13 декабря 312 года о. Х. День.
Воздушное пространство над Зоной / Зона, юго-восточный сектор
Сurrent mood: irritated/достали, суки
Сurrent music: Karlheinz Stockhausen — Helikopter-Streichquartett
Внутри летающей тарелки было тесно: железная решётка со всех сторон, а за ней темнота, рокот, гул и длинные синие искры, с шипением гаснущие в переплетениях проводов. Оттуда пахло пылью и грозой.
Львика лежала на полу в позе эмбриона и старалась не шевелиться. Несмотря на все увещевания Молли Драпезы, она плотно позавтракала перед полётом, да ещё и красненьким побаловалась. После красненького её повело на подвиги и она запила всё это корытцем пенного. Теперь ей мучительно хотелось облегчиться — и одновременно её мутило от качки.
Над Зоной к качке добавилась ещё и тряска: аномалии сильно влияли на состояние атмосферы.
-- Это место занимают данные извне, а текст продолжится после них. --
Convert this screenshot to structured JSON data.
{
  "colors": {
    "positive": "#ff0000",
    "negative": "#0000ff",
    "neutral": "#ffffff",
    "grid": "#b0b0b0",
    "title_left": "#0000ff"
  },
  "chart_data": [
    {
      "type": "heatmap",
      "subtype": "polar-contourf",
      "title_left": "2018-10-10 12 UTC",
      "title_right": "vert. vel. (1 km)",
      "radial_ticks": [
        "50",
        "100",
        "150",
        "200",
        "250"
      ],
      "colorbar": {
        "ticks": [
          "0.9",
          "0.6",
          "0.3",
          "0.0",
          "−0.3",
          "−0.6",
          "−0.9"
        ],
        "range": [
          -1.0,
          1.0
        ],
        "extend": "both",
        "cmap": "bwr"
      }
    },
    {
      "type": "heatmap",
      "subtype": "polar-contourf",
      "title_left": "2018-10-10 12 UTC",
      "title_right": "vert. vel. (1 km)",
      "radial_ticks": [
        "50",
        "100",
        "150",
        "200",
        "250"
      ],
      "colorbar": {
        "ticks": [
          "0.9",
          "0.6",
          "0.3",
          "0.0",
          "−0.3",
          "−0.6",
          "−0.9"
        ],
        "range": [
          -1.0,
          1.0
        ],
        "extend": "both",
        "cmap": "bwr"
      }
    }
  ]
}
Тут-то поняше стало совсем нехорошо. Чтобы удержать в себе всё то, что рвалось наружу, она пыталась напевать святой шансон Круга Песнопений Евы Польны.
— Люби меня по-францу… ууууёё … раз это так неизбе… буэээ… — стенала она, лёжа на железном полу и дыхая тяжко{109}, безнадёжно. Святое караоке отчасти отвлекало от рези в пузыре, но тошноту почему-то усиливало.
Откуда-то снизу попискивал услужающий ящерок Бантик, которого поняша задавила брюхом. Бантику было очень тяжело, но противиться хозяюшке он был неспособен. Всё, что он мог — это жалобно подёргивать маленьким зелёненьким хвостиком.
Охранник-шерстяной смотрел на Львику презрительно и осуждающе. С его точки зрения, любое проявление слабости было харам. Пилот, седой хорёк, напротив, смотрел на поняшу с сочувствием. Львика ему нравилась — чисто сентиментально, по-стариковски. Он время от времени отрывался от экранов — глянуть, как там бедной девочке мается.
Львику выбешивали оба. Будь она в форме, она заняшила бы охранника минут за пять, а то и за три, а хорька припугнула бы, чтоб не зыркал. Но она была совсем не в форме, и грациозности в ней было где-то как у котега. К тому же мама строго-настрого запретила ей использовать няш, под угрозой лишения финансирования и общего неблаговоления. Проверять опытным путём силу родительских чувств не хотелось. Мама, когда надо, умела быть абсолютно неволатильной{110}.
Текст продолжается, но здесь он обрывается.